Solution to the wave equation with Robin boundary conditions

For the domain $(0,1)$ find a solution for $$u_{tt}=9u_{xx}, u_x(t,0)=0,u(t,1)=0,u(0,x)=2\cos(3\pi x/2)$$

This problem is really throwing me off because I understand how I would go about solving the wave equation for homogeneous Neumann or Dirichlet boundaries, but how do I handle both $u_x(t,0)$ and $u(t,1)$ boundary conditions in the same problem? I believe it is Robin boundary conditions. Additionally $u(0,x)=f(x)$ is throwing me off because I always worked with integer coefficients of $\pi$ inside the trig functions. Is there some identity I can use so that there's only integer coefficients?
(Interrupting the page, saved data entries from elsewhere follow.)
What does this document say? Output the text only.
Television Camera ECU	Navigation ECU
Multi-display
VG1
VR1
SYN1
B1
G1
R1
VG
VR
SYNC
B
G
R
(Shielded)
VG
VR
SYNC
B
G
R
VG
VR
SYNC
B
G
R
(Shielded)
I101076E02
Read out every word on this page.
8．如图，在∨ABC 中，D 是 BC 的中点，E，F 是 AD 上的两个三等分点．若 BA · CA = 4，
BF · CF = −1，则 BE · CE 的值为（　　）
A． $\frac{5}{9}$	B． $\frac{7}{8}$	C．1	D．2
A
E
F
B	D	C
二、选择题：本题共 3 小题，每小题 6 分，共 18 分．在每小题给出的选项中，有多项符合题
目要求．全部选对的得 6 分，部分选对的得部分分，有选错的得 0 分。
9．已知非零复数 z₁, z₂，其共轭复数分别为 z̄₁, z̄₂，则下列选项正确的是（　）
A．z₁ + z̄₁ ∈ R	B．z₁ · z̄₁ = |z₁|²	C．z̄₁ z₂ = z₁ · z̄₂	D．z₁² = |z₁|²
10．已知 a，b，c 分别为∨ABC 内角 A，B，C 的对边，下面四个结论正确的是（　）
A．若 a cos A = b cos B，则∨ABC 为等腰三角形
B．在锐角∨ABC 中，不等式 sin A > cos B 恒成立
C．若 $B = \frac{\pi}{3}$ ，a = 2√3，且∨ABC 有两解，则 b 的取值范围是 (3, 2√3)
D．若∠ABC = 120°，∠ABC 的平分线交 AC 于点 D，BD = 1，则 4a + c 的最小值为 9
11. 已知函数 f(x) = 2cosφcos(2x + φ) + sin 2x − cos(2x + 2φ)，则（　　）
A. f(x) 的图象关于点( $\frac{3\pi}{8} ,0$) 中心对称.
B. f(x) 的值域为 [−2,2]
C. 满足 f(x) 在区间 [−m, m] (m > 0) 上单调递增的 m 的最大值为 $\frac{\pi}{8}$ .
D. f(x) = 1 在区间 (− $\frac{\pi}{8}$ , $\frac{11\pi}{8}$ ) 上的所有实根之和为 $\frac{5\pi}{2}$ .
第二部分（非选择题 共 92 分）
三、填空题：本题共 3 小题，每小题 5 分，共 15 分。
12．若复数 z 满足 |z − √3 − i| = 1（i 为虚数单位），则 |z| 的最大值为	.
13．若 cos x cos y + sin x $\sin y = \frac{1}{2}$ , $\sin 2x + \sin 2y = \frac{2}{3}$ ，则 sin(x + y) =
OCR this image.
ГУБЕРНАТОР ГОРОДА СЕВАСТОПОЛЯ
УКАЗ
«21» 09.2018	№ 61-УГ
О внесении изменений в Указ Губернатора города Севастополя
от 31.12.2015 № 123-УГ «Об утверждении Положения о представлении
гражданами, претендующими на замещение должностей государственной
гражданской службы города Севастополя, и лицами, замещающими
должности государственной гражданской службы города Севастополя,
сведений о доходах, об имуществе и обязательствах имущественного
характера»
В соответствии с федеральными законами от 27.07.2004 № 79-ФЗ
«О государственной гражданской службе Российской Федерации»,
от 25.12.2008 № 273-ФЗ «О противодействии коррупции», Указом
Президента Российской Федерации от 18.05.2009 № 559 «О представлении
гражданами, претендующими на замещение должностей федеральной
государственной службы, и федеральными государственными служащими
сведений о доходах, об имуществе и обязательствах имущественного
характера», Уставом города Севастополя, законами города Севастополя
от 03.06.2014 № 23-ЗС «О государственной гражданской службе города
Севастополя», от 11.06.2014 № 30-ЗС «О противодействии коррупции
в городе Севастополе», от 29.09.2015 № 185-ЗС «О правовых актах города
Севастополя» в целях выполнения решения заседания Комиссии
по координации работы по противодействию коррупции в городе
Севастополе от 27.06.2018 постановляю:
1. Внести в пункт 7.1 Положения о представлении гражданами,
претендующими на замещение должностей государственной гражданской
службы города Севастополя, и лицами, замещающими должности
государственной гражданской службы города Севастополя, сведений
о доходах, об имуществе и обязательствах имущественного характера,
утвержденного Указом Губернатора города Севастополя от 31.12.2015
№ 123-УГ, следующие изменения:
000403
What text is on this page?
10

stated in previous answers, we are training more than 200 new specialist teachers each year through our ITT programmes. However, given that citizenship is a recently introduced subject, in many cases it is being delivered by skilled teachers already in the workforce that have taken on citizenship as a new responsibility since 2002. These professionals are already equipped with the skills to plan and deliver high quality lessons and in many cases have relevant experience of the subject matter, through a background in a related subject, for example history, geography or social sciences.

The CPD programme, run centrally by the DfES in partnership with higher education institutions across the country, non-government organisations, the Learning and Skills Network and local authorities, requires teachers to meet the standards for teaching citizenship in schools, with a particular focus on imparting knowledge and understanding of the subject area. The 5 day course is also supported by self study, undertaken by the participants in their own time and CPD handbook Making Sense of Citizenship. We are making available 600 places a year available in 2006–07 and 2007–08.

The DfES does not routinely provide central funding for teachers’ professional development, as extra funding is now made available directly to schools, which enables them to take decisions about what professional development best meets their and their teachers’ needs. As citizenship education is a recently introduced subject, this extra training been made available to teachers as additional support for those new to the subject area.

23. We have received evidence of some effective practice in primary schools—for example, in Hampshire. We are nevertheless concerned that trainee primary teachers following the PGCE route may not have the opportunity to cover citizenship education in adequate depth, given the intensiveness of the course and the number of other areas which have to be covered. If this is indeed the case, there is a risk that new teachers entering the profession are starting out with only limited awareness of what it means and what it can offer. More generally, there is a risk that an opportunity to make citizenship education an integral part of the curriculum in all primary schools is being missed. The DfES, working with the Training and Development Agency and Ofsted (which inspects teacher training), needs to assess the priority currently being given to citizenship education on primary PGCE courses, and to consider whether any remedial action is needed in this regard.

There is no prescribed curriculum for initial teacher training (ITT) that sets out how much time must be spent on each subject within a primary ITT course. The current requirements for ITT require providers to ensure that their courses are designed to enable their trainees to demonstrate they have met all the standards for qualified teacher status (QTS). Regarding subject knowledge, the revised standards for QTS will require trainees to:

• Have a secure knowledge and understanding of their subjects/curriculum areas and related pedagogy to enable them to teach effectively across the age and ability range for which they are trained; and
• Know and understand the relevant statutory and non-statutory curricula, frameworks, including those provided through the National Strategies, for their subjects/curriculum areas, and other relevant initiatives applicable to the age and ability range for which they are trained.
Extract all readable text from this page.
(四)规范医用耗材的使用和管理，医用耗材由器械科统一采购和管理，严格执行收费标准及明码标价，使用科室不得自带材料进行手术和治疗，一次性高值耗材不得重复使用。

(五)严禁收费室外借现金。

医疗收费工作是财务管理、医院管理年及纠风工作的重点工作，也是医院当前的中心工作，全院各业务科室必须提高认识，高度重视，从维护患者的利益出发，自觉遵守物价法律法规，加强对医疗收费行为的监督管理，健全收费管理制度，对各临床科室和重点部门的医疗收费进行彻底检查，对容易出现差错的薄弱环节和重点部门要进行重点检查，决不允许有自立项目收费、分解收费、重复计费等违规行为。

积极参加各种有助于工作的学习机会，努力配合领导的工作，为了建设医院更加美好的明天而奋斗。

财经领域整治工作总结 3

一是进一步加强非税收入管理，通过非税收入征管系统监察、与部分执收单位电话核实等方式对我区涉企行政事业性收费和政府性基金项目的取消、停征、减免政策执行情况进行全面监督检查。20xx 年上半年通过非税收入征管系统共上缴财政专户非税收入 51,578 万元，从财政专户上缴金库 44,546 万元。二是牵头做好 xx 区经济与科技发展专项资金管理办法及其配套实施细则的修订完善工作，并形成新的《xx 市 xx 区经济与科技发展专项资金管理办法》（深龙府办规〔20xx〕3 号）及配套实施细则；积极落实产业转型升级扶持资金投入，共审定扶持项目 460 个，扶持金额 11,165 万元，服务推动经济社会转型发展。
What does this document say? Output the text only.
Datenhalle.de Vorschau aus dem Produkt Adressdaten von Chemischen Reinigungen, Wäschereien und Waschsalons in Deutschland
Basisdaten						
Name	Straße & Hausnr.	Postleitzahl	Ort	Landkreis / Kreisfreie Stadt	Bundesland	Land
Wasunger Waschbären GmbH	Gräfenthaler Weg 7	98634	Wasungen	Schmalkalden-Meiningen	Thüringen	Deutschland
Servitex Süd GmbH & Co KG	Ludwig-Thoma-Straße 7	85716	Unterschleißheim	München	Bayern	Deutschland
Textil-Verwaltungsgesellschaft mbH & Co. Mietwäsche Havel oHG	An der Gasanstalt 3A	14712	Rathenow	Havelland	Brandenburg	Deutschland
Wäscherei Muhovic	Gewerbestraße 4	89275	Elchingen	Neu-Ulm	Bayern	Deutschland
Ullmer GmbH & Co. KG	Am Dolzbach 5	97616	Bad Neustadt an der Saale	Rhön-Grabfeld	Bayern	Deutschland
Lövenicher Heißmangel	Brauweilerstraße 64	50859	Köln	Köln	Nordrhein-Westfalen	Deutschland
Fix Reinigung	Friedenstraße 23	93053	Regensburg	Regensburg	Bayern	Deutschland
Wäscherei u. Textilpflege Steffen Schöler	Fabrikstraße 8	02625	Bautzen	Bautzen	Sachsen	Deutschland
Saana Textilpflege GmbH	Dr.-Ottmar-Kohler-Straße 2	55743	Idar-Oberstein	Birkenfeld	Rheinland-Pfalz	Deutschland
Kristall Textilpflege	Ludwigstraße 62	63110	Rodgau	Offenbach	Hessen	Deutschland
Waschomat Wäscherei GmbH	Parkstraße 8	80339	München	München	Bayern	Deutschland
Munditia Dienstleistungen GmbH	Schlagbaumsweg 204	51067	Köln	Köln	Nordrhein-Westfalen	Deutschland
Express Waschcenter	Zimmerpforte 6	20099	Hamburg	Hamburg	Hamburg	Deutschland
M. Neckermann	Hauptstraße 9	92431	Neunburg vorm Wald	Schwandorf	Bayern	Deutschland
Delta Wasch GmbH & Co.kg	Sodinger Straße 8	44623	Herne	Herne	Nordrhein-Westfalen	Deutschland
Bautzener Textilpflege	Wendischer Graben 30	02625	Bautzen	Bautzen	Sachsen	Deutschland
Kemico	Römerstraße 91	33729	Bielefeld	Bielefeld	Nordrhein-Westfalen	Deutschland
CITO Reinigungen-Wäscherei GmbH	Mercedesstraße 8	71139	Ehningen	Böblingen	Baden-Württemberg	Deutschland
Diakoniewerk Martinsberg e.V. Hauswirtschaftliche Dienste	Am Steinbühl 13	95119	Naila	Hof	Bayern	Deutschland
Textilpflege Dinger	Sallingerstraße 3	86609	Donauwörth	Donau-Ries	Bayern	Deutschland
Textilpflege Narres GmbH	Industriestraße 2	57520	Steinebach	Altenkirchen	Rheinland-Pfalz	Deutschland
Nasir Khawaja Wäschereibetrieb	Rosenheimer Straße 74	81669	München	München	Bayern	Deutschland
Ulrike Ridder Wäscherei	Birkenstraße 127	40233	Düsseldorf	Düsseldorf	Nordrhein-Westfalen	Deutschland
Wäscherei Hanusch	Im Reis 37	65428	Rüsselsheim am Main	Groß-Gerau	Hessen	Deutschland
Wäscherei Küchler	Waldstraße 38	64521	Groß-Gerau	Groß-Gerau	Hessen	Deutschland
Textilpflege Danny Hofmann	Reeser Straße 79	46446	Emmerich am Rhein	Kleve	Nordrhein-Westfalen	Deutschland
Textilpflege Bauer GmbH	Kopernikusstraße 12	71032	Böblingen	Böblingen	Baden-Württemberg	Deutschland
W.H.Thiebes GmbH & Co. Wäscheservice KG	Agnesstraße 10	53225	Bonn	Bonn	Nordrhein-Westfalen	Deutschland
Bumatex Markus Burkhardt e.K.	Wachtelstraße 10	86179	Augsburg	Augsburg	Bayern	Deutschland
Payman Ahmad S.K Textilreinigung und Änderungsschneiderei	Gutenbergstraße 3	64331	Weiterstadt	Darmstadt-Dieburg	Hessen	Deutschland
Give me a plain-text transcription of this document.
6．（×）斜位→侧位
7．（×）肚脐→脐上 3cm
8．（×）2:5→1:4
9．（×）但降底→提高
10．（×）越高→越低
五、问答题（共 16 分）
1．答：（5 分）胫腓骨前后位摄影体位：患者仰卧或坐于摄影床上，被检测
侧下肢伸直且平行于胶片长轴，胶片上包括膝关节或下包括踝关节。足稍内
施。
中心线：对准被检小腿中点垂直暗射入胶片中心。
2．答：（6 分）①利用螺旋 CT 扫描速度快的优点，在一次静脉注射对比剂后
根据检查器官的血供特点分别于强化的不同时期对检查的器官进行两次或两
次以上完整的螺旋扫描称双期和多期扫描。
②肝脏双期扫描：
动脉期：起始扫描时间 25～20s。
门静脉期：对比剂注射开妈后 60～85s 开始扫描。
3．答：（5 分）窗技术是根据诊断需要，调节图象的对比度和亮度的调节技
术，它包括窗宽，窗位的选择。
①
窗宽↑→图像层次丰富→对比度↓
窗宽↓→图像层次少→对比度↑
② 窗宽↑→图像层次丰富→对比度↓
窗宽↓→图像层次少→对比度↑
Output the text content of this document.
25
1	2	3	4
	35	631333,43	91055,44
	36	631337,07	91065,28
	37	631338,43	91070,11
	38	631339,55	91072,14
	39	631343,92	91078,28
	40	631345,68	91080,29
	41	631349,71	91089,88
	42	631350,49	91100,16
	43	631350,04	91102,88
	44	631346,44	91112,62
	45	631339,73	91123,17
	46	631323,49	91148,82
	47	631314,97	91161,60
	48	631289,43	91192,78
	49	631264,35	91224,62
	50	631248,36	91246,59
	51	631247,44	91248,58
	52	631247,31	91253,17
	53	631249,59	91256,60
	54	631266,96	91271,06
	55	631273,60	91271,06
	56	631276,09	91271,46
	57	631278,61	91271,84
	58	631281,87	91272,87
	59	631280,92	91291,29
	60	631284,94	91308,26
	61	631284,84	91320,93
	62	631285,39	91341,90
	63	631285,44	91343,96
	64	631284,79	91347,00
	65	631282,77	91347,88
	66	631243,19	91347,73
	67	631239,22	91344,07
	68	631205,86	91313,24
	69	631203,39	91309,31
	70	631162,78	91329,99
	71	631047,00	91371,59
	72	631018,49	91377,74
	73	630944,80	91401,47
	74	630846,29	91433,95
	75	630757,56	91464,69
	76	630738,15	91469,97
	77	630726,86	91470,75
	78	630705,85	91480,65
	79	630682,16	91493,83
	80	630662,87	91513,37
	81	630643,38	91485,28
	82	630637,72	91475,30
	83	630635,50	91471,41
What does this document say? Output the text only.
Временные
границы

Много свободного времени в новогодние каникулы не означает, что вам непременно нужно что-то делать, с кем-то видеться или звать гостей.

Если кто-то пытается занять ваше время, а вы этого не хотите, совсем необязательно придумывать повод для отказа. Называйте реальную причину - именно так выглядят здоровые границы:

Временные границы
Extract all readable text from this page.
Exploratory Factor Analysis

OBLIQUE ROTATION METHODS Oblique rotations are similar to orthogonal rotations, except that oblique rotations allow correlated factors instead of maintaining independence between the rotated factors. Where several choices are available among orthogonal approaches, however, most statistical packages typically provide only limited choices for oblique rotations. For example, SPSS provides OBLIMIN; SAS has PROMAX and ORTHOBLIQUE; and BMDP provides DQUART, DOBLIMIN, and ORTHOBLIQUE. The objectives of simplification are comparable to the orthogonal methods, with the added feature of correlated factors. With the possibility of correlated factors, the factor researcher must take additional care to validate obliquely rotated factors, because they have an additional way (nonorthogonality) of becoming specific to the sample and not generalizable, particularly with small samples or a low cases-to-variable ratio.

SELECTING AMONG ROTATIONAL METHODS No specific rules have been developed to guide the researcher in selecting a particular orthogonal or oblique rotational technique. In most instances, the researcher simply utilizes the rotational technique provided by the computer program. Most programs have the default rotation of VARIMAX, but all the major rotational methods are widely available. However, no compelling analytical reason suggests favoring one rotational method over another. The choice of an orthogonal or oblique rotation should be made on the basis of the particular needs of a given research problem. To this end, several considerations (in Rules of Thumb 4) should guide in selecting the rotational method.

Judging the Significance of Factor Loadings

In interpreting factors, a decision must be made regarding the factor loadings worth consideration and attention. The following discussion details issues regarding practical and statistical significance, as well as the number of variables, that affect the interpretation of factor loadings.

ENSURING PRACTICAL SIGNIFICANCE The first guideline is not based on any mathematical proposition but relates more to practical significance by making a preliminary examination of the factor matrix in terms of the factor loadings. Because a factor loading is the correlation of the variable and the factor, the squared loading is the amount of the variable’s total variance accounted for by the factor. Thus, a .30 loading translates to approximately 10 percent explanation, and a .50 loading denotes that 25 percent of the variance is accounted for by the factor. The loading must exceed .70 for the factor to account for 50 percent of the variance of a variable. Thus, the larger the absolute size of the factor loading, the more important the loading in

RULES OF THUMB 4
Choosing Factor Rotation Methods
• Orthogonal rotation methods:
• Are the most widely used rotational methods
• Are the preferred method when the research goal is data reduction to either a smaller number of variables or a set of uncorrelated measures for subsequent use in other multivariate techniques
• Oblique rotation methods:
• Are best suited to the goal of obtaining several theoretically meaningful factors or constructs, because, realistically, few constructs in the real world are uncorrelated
This problem can be solved by separation of variables. $$\frac{T''(t)}{9T(t)} = \lambda, \;\; \lambda = \frac{X''(x)}{X(x)}$$ with spatial conditions $$X'(0)=0,\;\; X(1)=0.$$ The eigenfunctions of this problem have the form $$X_n(x) = \cos(\lambda_n x),\;\;\;\lambda_n = \frac{\pi}{2}+n\pi,\;\; n=0,1,2,\cdots.$$ The corresponding solutions $T_n$ are $$T_n(t) = A_n\cos(3\lambda_n t)+B_n\sin(3\lambda_n t).$$ So the general solution is $$u(t,x)=\sum_{n=1}^{\infty}(A_n\cos(3\lambda_n t)+B_n\sin(3\lambda_n t))\cos(\lambda_n x).$$ There are not enough conditions to uniquely solve the problem because the one $t=0$ condition does not involve the constants $B_n$. However, one solution is obtained by setting all $B_n=0$, which is equivalent to imposing the additional condition $u_t(0,x)=0$. The remaining condition is $$2\cos(3\pi x/2) = \sum_{n=1}^{\infty} A_n\cos(\lambda_n x) = \sum_{n=1}^{\infty}A_n\cos((n+1/2)\pi x).$$ The eigenfunctions $\{ \cos((n+1/2)\pi x) \}_{n=1}^{\infty}$ are mutually orthogonal on $[0,1]$, which allows you to isolate the $A_n$ using the above condition.
Write the equation as $$u_{tt}-9u_{xx}=(\partial_t-3\partial_x)(\partial_t+3\partial_x)u=0$$ so u has to vanish if acted on by either of those operators, and $$u=f(x+3t)+g(x-3t)$$ By writing the boundary conditions in this form, you should be able to find $f$ and $g$